Antes da interrupção, dois ministros haviam votado. Para o relator, Gilmar Mendes, o cálculo dessas duas cotas não deve levar em conta os empregados que exercem as “atividades finalísticas” dessas empresas (ou seja, o transporte e a escolta de valores em si). Já Flávio Dino votou por excluir tais trabalhadores somente do cálculo da cota de aprendizagem.

A cota para jovens aprendizes está prevista na CLT. Já as cotas PcD estão previstas na Lei 8.213/1991. Na ação, a Associação Brasileira das Empresas de Transporte de Valores (ABTV) contestou a inclusão dos vigilantes armados na contagem de empregados para o cálculo dessas cotas.

De acordo com a ABTV, as empresas do ramo têm dificuldade de cumprir as cotas PcD e de aprendiz, já que a vigilância armada no transporte de valores tem “natureza singular”, é de alto risco e traz exigências físicas e mentais “elevadas” aos profissionais.

 

A associação alega que a atividade é incompatível com a legislação, pois não pode ser adaptada para que jovens aprendizes ou PcD possam desempenhá-la.

Voto do relator

Gilmar concordou que a aplicação  “irrestrita e irrefletida” das leis em questão às empresas de transporte de valores poder gerar “resultados inconstitucionais”.

Ele lembrou que a Constituição proíbe o trabalho de menores de 18 anos em ambientes perigosos, o que é o caso da escolta armada. Ou seja, tais empresas não podem contratar jovens aprendizes que ainda não atingiram a maioridade.
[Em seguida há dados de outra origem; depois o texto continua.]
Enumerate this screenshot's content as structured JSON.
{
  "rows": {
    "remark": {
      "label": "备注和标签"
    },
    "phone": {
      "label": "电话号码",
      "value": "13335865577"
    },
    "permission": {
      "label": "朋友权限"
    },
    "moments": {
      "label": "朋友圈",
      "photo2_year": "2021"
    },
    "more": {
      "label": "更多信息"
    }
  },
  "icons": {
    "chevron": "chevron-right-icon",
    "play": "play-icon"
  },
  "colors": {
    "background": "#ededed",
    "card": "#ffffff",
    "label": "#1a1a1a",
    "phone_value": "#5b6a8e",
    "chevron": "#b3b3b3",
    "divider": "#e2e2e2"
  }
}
Aqueles entre 18 e 21 anos também estão fora de questão, pois a idade mínima para iniciar o curso de formação da atividade de vigilante é de 21 anos.
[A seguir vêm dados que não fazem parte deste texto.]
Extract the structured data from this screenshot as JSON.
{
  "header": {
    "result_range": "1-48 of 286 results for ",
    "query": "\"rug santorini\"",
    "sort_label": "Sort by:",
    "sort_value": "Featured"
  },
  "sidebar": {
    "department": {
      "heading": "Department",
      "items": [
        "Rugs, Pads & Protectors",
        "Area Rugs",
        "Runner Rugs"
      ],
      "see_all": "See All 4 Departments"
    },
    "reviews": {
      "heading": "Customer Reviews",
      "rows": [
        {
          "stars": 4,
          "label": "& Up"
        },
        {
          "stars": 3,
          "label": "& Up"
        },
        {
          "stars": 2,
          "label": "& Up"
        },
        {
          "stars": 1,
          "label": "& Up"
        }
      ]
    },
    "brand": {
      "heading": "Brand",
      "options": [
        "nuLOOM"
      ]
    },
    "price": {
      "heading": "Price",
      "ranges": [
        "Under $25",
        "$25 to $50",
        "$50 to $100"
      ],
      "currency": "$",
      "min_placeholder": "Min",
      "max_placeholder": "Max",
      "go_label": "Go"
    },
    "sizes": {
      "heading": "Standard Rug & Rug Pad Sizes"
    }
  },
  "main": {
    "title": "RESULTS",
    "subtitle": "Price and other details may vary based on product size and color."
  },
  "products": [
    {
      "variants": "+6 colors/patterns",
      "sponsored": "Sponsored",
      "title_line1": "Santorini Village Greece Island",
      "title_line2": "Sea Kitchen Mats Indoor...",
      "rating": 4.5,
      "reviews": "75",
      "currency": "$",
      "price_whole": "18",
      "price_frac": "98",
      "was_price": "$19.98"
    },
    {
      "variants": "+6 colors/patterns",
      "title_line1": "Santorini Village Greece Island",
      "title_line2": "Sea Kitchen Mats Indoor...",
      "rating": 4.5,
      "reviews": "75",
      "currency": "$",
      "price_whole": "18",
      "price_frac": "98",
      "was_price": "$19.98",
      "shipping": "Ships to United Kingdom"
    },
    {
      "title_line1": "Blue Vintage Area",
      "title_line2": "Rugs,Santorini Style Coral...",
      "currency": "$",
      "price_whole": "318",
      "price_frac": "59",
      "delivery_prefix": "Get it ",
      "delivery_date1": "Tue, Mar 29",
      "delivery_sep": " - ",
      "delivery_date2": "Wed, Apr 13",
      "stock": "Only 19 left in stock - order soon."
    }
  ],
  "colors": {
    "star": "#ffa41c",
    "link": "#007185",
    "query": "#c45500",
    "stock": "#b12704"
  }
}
Além disso, a atividade exige porte de armas de fogo. Isso só é permitido para maiores de 25 anos. Ou seja, também há um impedimento para aprendizes até essa idade, o que esgota as possibilidades.

“No caso das empresas de escolta armada e transporte de valores, a atividade-fim não comporta desdobramento formativo adequado ao público aprendiz, uma vez que sua natureza exige habilidades, competências e maturidade que ultrapassam os limites de desenvolvimento físico e psicológico esperados de jovens em formação”, disse Gilmar.
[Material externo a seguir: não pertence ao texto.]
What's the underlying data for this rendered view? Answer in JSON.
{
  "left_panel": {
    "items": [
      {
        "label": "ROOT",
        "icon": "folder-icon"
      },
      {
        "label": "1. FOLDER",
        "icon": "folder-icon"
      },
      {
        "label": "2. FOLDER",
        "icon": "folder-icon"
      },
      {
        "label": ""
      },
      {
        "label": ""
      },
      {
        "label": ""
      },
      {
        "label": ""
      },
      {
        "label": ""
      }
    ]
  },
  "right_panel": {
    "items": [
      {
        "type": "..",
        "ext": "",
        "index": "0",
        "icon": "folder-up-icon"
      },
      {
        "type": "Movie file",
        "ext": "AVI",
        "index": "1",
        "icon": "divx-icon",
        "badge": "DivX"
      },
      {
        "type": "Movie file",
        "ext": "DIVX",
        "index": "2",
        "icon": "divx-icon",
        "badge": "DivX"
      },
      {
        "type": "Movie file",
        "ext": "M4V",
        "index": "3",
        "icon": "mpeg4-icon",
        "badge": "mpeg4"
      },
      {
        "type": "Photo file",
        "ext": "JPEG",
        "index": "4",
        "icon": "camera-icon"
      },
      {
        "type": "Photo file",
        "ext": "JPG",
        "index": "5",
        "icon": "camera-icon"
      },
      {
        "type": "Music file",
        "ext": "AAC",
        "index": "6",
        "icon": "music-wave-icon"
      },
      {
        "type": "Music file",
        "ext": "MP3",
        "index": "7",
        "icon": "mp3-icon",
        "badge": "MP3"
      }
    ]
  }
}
“Há uma manifesta discrepância normativa e operacional entre o regime jurídico da aprendizagem e os requisitos técnicos, legais e profissionais exigidos para o exercício da atividade-fim em empresas de transporte e escolta de valores, desde a carga horária até a necessidade de realização de testes de aptidão física e psicológica, tornando impraticável, sob qualquer perspectiva jurídica, a atuação do aprendiz nessas funções”, completou.

Da mesma forma, o magistrado constatou uma série de fatores que inviabilizam a atuação de PcD na escolta de valores. Na sua visão, a atividade-fim desenvolvida por empresas do ramo “envolve um conjunto de exigências práticas e operacionais que, por sua própria natureza, se mostram objetivamente incompatíveis com o pleno exercício por pessoas com deficiência”.

O relator ressaltou que a função de vigilante armado é de alto risco, imprevisível, exercida em ambientes externos e com alto grau de exposição a situações de violência. Assim, os profissionais precisam ter, no cotidiano, “a capacidade de reagir com rapidez, precisão e pleno domínio físico e sensorial”.

Adversidades críticas

O ministro explicou que os vigilantes podem ter de enfrentar adversidades “críticas”, como tentativa de assalto, emboscada, fuga, contenção etc. Isso exige aptidão para correr, proteger-se, operar equipamentos de segurança, manejar armas letais, tomar decisões em frações de segundo, abrir portas blindadas de maneira rápida, mudar a posição tática etc.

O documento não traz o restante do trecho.